Pero Maupassant viaja y anota, y aunque su huida de París se deba a la necesidad de reencontrarse con un clasicismo ideal, no deja de bajar a veces a la realidad. Siempre que se aleje de esos hombres con bombín que inundan las calles de su París, ésta es bienvenida. En Sicilia -trasunto de la Grecia antigua por su paisaje y su reguero de ruinas- se topa con una de sus obsesiones, la muerte, al descubrir un espeluznante cementerio de momias disecadas. Un pueblo, el siciliano, está dispuesto a conservar hasta la menor apariencia de la antigua existencia de sus muertos precisamente porque ama la vida. También el autor deja constancia de su fascinación por el paisaje. Lo acompañamos en su ascensión al Etna, ese "abismo mugiente de luz inflamada" que no deja de recordar a un dios antiguo caprichoso. Ese amarillo cegador, esas cubas de azufre que se extienden por todas partes, acaban por dibujar un hombre mucho más atento al misterio de lo existente que a la explicación científica racional. Las descripciones de Maupassant, cuando se trata de este tipo de paisajes, son muy físicas, también poéticas, fascinadas.

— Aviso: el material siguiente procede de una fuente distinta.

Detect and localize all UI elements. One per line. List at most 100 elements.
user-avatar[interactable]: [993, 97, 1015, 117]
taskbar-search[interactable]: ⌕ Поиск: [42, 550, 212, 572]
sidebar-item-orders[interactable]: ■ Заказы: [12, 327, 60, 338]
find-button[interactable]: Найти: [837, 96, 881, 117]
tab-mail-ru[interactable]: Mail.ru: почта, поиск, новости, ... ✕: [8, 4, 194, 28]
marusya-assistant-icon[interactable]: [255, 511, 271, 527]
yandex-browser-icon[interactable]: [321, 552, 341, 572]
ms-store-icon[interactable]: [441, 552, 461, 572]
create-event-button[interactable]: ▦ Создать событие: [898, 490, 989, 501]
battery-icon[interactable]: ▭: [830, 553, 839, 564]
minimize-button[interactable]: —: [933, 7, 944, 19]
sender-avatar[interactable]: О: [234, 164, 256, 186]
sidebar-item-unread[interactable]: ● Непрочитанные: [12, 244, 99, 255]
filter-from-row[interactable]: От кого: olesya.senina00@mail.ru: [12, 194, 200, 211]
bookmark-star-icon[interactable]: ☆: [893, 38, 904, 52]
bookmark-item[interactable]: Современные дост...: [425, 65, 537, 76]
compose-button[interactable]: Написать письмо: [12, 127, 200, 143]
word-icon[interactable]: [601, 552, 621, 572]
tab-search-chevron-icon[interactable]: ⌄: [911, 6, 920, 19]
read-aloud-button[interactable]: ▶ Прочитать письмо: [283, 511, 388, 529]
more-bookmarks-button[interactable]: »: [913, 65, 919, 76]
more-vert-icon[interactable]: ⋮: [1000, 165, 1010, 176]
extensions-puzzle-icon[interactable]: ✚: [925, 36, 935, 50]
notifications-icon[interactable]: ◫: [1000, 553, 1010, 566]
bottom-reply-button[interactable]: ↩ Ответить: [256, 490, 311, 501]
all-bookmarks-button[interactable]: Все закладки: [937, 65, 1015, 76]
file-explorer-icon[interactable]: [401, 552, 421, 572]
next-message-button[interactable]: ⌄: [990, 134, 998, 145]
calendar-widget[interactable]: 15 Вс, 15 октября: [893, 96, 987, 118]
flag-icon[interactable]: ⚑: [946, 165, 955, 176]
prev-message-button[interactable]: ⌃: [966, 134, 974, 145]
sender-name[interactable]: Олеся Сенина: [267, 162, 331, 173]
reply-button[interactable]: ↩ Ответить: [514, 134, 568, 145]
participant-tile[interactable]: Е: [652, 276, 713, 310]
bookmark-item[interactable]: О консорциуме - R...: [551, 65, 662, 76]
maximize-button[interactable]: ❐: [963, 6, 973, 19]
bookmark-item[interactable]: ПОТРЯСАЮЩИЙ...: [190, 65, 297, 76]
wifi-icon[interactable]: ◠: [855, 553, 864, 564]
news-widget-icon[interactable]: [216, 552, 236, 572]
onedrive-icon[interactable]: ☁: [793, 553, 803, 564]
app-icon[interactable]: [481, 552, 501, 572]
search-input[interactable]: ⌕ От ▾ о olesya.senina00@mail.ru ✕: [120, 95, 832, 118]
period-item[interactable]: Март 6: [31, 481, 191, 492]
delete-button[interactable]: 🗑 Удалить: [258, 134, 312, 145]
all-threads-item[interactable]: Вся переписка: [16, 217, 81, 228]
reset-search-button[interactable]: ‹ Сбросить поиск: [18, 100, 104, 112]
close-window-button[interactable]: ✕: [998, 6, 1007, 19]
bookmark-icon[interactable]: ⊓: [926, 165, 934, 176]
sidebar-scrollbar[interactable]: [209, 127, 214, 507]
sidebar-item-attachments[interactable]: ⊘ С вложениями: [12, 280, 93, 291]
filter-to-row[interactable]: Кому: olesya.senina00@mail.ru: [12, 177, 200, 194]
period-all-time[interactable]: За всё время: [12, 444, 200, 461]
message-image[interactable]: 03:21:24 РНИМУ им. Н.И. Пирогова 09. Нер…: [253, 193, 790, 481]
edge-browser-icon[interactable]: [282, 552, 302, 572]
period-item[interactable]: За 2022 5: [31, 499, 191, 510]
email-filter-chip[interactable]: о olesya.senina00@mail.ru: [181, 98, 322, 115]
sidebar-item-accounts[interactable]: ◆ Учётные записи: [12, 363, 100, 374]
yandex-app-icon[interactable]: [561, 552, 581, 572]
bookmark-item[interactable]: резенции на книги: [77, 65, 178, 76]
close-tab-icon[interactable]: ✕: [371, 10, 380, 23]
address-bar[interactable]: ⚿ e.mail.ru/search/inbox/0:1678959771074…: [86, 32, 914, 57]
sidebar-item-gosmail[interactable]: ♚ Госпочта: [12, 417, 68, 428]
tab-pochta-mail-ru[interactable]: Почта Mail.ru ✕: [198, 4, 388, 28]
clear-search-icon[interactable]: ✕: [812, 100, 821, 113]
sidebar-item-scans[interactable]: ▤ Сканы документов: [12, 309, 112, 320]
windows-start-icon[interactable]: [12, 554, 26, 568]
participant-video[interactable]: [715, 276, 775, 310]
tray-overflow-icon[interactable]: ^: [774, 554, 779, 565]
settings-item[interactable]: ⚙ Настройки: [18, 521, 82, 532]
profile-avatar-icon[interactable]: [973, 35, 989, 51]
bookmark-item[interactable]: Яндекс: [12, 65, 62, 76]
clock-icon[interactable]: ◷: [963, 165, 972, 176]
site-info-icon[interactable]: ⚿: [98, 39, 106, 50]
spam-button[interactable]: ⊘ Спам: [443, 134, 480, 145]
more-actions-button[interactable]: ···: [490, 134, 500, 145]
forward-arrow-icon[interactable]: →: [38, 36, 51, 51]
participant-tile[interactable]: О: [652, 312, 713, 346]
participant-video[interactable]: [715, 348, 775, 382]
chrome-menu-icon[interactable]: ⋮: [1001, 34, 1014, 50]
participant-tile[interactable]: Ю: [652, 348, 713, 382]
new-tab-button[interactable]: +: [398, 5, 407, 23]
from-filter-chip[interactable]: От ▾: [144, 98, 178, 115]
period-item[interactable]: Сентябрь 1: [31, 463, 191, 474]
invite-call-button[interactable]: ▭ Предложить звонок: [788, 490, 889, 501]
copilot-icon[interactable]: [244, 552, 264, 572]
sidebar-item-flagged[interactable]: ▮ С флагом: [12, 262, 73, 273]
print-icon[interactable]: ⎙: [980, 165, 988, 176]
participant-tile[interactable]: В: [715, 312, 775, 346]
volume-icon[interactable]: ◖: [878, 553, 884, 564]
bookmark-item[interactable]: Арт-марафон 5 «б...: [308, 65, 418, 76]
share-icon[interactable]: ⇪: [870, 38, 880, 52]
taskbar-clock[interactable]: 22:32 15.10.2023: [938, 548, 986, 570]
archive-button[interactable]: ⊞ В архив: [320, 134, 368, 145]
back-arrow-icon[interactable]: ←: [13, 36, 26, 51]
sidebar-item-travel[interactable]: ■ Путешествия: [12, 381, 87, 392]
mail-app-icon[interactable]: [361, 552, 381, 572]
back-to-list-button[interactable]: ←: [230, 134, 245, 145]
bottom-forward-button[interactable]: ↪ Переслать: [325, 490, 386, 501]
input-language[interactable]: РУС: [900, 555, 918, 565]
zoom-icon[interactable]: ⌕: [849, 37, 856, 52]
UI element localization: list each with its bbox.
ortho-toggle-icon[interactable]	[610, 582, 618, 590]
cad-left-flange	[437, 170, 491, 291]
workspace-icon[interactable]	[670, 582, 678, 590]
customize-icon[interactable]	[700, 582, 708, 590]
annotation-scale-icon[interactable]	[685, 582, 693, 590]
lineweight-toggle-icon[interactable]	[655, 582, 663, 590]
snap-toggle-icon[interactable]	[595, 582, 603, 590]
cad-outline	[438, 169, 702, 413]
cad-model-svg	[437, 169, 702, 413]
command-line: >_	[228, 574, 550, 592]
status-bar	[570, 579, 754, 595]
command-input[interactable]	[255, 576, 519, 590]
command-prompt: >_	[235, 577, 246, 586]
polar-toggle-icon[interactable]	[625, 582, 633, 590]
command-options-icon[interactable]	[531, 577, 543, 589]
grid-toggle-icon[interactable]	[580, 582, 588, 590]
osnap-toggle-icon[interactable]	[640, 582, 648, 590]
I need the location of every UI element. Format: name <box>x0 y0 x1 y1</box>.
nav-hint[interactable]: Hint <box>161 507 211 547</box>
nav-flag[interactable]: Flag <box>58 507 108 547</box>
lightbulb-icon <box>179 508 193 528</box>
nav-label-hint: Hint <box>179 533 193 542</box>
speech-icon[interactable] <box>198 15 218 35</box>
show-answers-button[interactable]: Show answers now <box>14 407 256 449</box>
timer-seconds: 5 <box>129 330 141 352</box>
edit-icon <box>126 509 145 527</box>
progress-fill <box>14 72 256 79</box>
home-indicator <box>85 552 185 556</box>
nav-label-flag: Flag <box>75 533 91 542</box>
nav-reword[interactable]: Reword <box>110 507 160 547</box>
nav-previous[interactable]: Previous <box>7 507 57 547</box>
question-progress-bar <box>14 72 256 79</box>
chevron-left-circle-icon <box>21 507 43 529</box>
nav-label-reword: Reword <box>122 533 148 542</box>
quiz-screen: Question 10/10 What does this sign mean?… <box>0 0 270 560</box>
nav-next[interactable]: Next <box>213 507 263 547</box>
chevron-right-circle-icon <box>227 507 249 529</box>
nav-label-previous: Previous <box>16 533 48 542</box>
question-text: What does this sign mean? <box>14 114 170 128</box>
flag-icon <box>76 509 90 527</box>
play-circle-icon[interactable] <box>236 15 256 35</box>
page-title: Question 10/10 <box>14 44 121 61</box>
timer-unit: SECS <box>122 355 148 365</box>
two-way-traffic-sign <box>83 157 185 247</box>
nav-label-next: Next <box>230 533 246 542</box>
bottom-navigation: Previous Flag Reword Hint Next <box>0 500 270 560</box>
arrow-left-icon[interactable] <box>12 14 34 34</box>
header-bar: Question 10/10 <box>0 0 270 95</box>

Cuando baja a Argelia y Túnez sigue en esa línea, y tenemos la sensación de que existe una conexión entre esa cultura árabe-mediterránea y la vastedad del desierto. Dios ya no es altura, como sugieren las catedrales góticas, sino anchura, inmensidad expansiva, como las mezquitas. El hombre en esa interminable planicie es demasiado pequeño ante Dios. De ahí que prefiera perder su individualidad y fundirse con Él. Maupassant, escritor occidental y del XIX, explica con maestría la naturaleza de una cultura que no se entiende sin la religión, y lo hace sin juzgar, si perder su condición de europeo pero también intentando entender. Es un mundo donde todos los hombres parecen vestir como monjes, donde en sus mínimos gestos se adivina la trascendencia. Incluso en la locura y en el sexo -Maupassant visita un psiquiátrico y un prostíbulo- no faltan esa pátina de lo sagrado que atraviesa todo el Islam. De nuevo viene esa búsqueda del misterio que en Italia estaba en el fantasma de lo clásico y en el Magreb simplemente en Dios.

Maupassant termina regresando a Italia, y vuelve de nuevo a ratificarse en su alma antimoderna. Venecia, ese "bibelot viejo y encantador, pobre, arruinado, pero orgulloso, con el inmenso orgullo de la gloria antigua"; y Nápoles, la de la población gritona, gesticulante, enfebrecida, viva. Nada que ver con la del bombín que se complace con el "esqueleto metálico" y sin gracia que es la torre Eiffel.

Guy de Maupassant. Traducción de Elisenda Julibert. Marbot ediciones. Barcelona 2011. 13,7 euros. Disponible en el dispositivo electrónico kindle por 6,7 euros.